La semaine passée, il était question du Projet Siren d’Epic Games dans nos colonnes. L’article se terminait en mentionnant Raytracing, une nouvelle technologie présentée à la Game Developers Conference, sans pour autant donner plus de détails. Aujourd’hui, il est temps de découvrir comment Raytracing va marquer la prochaine génération de jeux en améliorant considérablement l’une des composantes les plus importantes des graphismes d’un jeu : le calcul de la lumière.

Tout d’abord, une démonstration en vidéo

Microsoft Raytracing est une technologie dédiée à améliorer le calcul de la lumière en temps réel. Puisqu’une image vaut mieux que mille mots, autant débuter avec une démonstration vidéo.

Sachez que cette vidéo de démonstration a été capturée en temps réel dans le moteur de jeu de Northlight. Néanmoins il ne sera pas question de Remedy, d’Alan Wake et Quantum Break aujourd’hui. Ce qu’il faut bien comprendre ici, c’est que les interactions de la lumière avec l’environnement sont d’une infinie complexité. La nature des matériaux, la façon dont la lumière rebondit sur les différentes surfaces ainsi que sa propagation dans l’air sont prises en compte pour obtenir ce résultat.

Jusqu’à maintenant, l’usage de ce genre de rendu était réservé au cinéma. Des logiciels comme Adobe After Effect pour ne citer que lui sont tout à fait capable de calculer ce genre d’images, mais cela demande une gigantesque quantité de ressources et beaucoup de temps. Impossible donc de mettre cela en place dans un jeu vidéo qui ne pourra tirer parti que du matériel présent dans une machine.

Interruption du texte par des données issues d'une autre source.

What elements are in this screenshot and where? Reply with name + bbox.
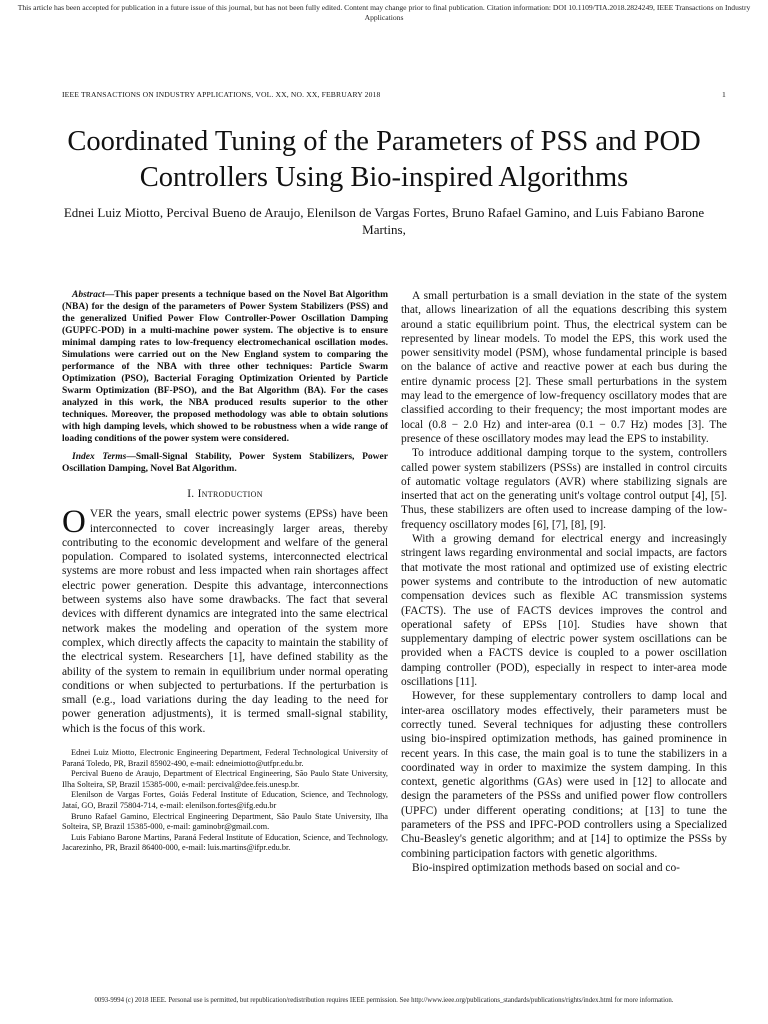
footnote: Percival Bueno de Araujo, Department of Electrical Engineering, São Paulo State University, Ilha Solteira, SP, Brazil 15385-000, e-mail: percival@dee.feis.unesp.br. <box>62 769 388 789</box>
author-list: Ednei Luiz Miotto, Percival Bueno de Araujo, Elenilson de Vargas Fortes, Bruno Rafael Gamino, and Luis Fabiano Barone Martins, <box>63 205 705 237</box>
body-paragraph: Bio-inspired optimization methods based on social and co- <box>412 861 680 874</box>
running-head <box>62 90 726 99</box>
index-terms <box>62 451 388 475</box>
footnote: Luis Fabiano Barone Martins, Paraná Federal Institute of Education, Science, and Technology, Jacarezinho, PR, Brazil 86400-000, e-mail: luis.martins@ifpr.edu.br. <box>62 832 388 853</box>
section-heading: I. Introduction <box>187 488 263 500</box>
footnote: Bruno Rafael Gamino, Electrical Engineering Department, São Paulo State University, Ilha Solteira, SP, Brazil 15385-000, e-mail: gaminobr@gmail.com. <box>62 811 388 832</box>
abstract-label: Abstract <box>72 290 105 300</box>
body-paragraph: To introduce additional damping torque to the system, controllers called power system stabilizers (PSSs) are installed in control circuits of automatic voltage regulators (AVR) where stabilizing signals are inserted that act on the generating unit's voltage control output [4], [5]. Thus, these stabilizers are often used to increase damping of the low-frequency oscillatory modes [6], [7], [8], [9]. <box>401 447 727 531</box>
drop-cap: O <box>62 504 86 541</box>
footnote: Elenilson de Vargas Fortes, Goiás Federal Institute of Education, Science, and Technology, Jataí, GO, Brazil 75804-714, e-mail: elenilson.fortes@ifg.edu.br <box>62 790 388 811</box>
intro-paragraph <box>62 504 388 736</box>
journal-name: IEEE TRANSACTIONS ON INDUSTRY APPLICATIONS, VOL. XX, NO. XX, FEBRUARY 2018 <box>62 90 381 99</box>
left-column <box>62 289 388 854</box>
index-terms-text: —Small-Signal Stability, Power System Stabilizers, Power Oscillation Damping, Novel Bat Algorithm. <box>62 452 388 474</box>
footnote: Ednei Luiz Miotto, Electronic Engineering Department, Federal Technological University of Paraná Toledo, PR, Brazil 85902-490, e-mail: edneimiotto@utfpr.edu.br. <box>62 748 388 768</box>
abstract <box>62 289 388 445</box>
body-paragraph: However, for these supplementary controllers to damp local and inter-area oscillatory modes effectively, their parameters must be correctly tuned. Several techniques for adjusting these controllers using bio-inspired optimization methods, has gained prominence in recent years. In this case, the main goal is to tune the stabilizers in a coordinated way in order to maximize the system damping. In this context, genetic algorithms (GAs) were used in [12] to allocate and design the parameters of the PSSs and unified power flow controllers (UPFC) under different operating conditions; at [13] to tune the parameters of the PSS and IPFC-POD controllers using a Specialized Chu-Beasley's genetic algorithm; and at [14] to optimize the PSSs by combining participation factors with genetic algorithms. <box>401 690 727 860</box>
body-paragraph: A small perturbation is a small deviation in the state of the system that, allows linearization of all the equations describing this system around a static equilibrium point. Thus, the electrical system can be represented by linear models. To model the EPS, this work used the power sensitivity model (PSM), whose fundamental principle is based on the balance of active and reactive power at each bus during the entire dynamic process [2]. These small perturbations in the system may lead to the emergence of low-frequency oscillatory modes that are classified according to their frequency; the most important modes are local (0.8 − 2.0 Hz) and inter-area (0.1 − 0.7 Hz) modes [3]. The presence of these oscillatory modes may lead the EPS to instability. <box>401 290 727 445</box>
body-paragraph: With a growing demand for electrical energy and increasingly stringent laws regarding environmental and social impacts, are factors that motivate the most rational and optimized use of existing electric power systems and contribute to the introduction of new automatic compensation devices such as flexible AC transmission systems (FACTS). The use of FACTS devices improves the control and operational safety of EPSs [10]. Studies have shown that supplementary damping of electric power system oscillations can be provided when a FACTS device is coupled to a power oscillation damping controller (POD), especially in respect to inter-area mode oscillations [11]. <box>401 533 727 689</box>
publication-notice: This article has been accepted for publication in a future issue of this journal, but has not been fully edited. Content may change prior to final publication. Citation information: DOI 10.1109/TIA.2018.2824249, IEEE Transactions on Industry Applications <box>17 3 751 22</box>
abstract-text: —This paper presents a technique based on the Novel Bat Algorithm (NBA) for the design of the parameters of Power System Stabilizers (PSS) and the generalized Unified Power Flow Controller-Power Oscillation Damping (GUPFC-POD) in a multi-machine power system. The objective is to ensure minimal damping rates to low-frequency electromechanical oscillation modes. Simulations were carried out on the New England system to comparing the performance of the NBA with three other techniques: Particle Swarm Optimization (PSO), Bacterial Foraging Optimization Oriented by Particle Swarm Optimization (BF-PSO), and the Bat Algorithm (BA). For the cases analyzed in this work, the NBA produced results superior to the other techniques. Moreover, the proposed methodology was able to obtain solutions with high damping levels, which showed to be robustness when a wide range of loading conditions of the power system were considered. <box>62 290 388 444</box>
right-column <box>401 289 727 875</box>
copyright-notice: 0093-9994 (c) 2018 IEEE. Personal use is permitted, but republication/redistribution requires IEEE permission. See http://www.ieee.org/publications_standards/publications/rights/index.html for more information. <box>94 997 674 1004</box>
author-footnotes <box>62 748 388 854</box>
intro-text: VER the years, small electric power systems (EPSs) have been interconnected to cover increasingly larger areas, thereby contributing to the economic development and welfare of the general population. Compared to isolated systems, interconnected electrical systems are more robust and less impacted when rain shortages affect electric power generation. Despite this advantage, interconnections between systems also have some drawbacks. The fact that several devices with different dynamics are integrated into the same electrical network makes the modeling and operation of the system more complex, which directly affects the capacity to maintain the stability of the electrical system. Researchers [1], have defined stability as the ability of the system to remain in equilibrium under normal operating conditions or when subjected to perturbations. If the perturbation is small (e.g., load variations during the day leading to the need for power generation adjustments), it is termed small-signal stability, which is the focus of this work. <box>62 508 388 735</box>
paper-title: Coordinated Tuning of the Parameters of PSS and POD Controllers Using Bio-inspired Algorithms <box>67 126 701 193</box>
index-terms-label: Index Terms <box>72 452 127 462</box>
page-number: 1 <box>722 90 726 99</box>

L’impossible devient possible

C’était sans compter sur le trio derrière toutes les innovations des graphismes en temps réel de ses 25 dernières années : Microsoft, NVIDIA et AMD. Les trois sociétés ont collaboré de façon très proche afin de développer une couche logicielle pour Windows d’un côté, mais aussi du matériel et des pilotes compatibles de l’autre.

L’objectif est de rendre cette technologie accessible au plus grand nombre. Cela signifie qu’il était nécessaire pour Microsoft d’aller chercher d’autres partenaires. Electronic Arts et son Frostbyte ainsi qu’Epic Games et l’Unreal Engine ont très logiquement été conviés à participer à l’effort.

Ainsi, Microsoft Raytracing est déjà accessible pour les développeurs souhaitant s’y essayer mais n’a pas vocation à se démocratiser immédiatement. Encore une fois, les calculs de lumière à ce niveau sont d’une grande complexité. Si les démos font état d’un rendu entièrement basé sur cette nouvelle technologie, il est impensable de remplacer les méthodes actuelles de calcul de la lumière par Raytracing pour d’évidentes contraintes de ressources logicielles et matérielles. Pour le moment, la nouvelle API de Microsoft va venir compléter la boîte à outils des développeurs désireux de polir un peu plus les graphismes de leurs jeux.

A quand la révolution ?

Bientôt ! NVIDIA et AMD travaillent déjà sur leur prochaine génération de cartes graphiques et il ne fait aucun doute que les différentes avancées technologiques présentées durant la Game Developers Conference seront incluses dans les modèles des deux fabricants. Cela laisse donc le temps à Microsoft de déployer Raytracing massivement sur toutes les machines sous Windows 10, puisque la librairie en question ne sera prise en charge que par DirectX 12.